Journal of Frontiers of Computer Science and Technology ›› 2021, Vol. 15 ›› Issue (10): 1843-1869.DOI: 10.3778/j.issn.1673-9418.2106095

• Knowledge-Based Question Answering Systems • Previous Articles     Next Articles

Survey of Open-Domain Knowledge Graph Question Answering

CHEN Zirui, WANG Xin, WANG Lin, XU Dawei, JIA Yongzhe   

  1. 1. College of Intelligence and Computing, Tianjin University, Tianjin 300350, China
    2. Tianjin Key Laboratory of Cognitive Computing and Application, Tianjin 300350, China
    3. Tianjin TechFantasy Co., Ltd., Tianjin 300457, China
  • Online:2021-10-01 Published:2021-09-30

开放领域知识图谱问答研究综述

陈子睿王鑫王林徐大为贾勇哲   

  1. 1. 天津大学 智能与计算学部,天津 300350
    2. 天津市认知计算与应用重点实验室,天津 300350
    3. 天津泰凡科技有限公司,天津 300457

Abstract:

Knowledge graph question answering (KGQA) is the procedure of processing natural language questions posed by users to obtain relevant answers from knowledge graph (KG) based on some form of KG. Due to the limitation of knowledge scale, computing power and natural language processing capability, the early knowledge base question answering systems were limited to closed-domain questions. In recent years, with the development of KG and the construction of open-domain question answering (QA) datasets, KG has been used for open-domain QA research and practice. In this paper, in accordance with the development of technology, the open-domain KGQA is summarized. Firstly, five rule and template based KGQA methods are reviewed, including traditional semantic parsing, traditional information retrieval, triplet matching, utterance template, and query template. This type of methods mainly relies on manually defined rules and templates to complete QA task. Secondly, five deep learning based KGQA methods are introduced, which use neural network models to complete the subtasks of QA process, including knowledge graph embedding, memory network, neural network-based semantic parsing, neural network-based query graph, and neural network-based information retrieval method. Thirdly, four general domain KG and eleven open-domain QA datasets, which KGQA commonly used are described. Fourthly, three classic KGQA datasets are selected according to the difficulty of questions to compare and analyze the performance metric of each KGQA system, and the effect between above methods. Finally, this paper looks forward to the future research directions on this topic.

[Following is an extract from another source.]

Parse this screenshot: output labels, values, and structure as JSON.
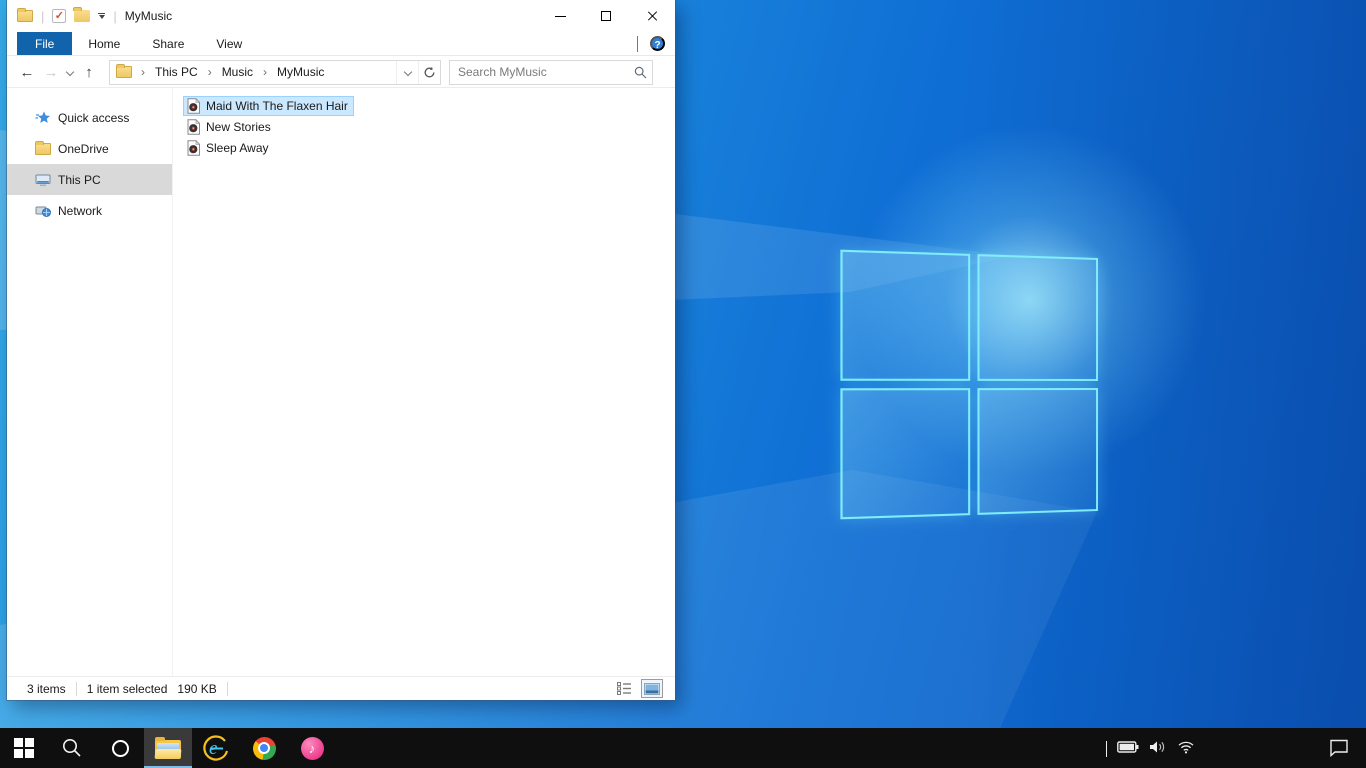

Key words: knowledge graph question answering (KGQA), open-domain, deep learning, semantic parsing, information retrieval

摘要:

知识图谱问答是通过处理用户提出的自然语言问题,基于知识图谱的某种形式,从中获取相关答案的过程。由于知识规模、计算能力及自然语言处理能力的制约,早期知识库问答系统被应用于限定领域。近年来,随着知识图谱的发展,以及开放领域问答数据集的陆续提出,知识图谱已用于开放领域问答研究与实践。以技术发展为主线,对开放领域知识图谱问答进行综述。首先,介绍五种基于规则模板的开放领域知识图谱问答方法:传统语义解析、传统信息检索、三元组匹配、话语模板和查询模板,这类方法主要依赖人工定义的规则模板完成问答工作。其次,描述五种基于深度学习的方法,这类方法采用神经网络模型完成问答过程的各类子任务,包括知识图谱嵌入、记忆网络、基于神经网络的语义解析、基于神经网络的查询图、基于神经网络的信息检索。接着,介绍开放领域知识图谱问答常用的4个通用领域知识图谱和11个开放领域问答数据集。随后,按照问题的难易程度选择3个经典问答数据集比较各问答系统的性能指标,对比不同方法间的性能差异并进行分析。最后,展望开放领域知识图谱问答的未来研究方向。

关键词: 知识图谱问答(KGQA), 开放领域, 深度学习, 语义解析, 信息检索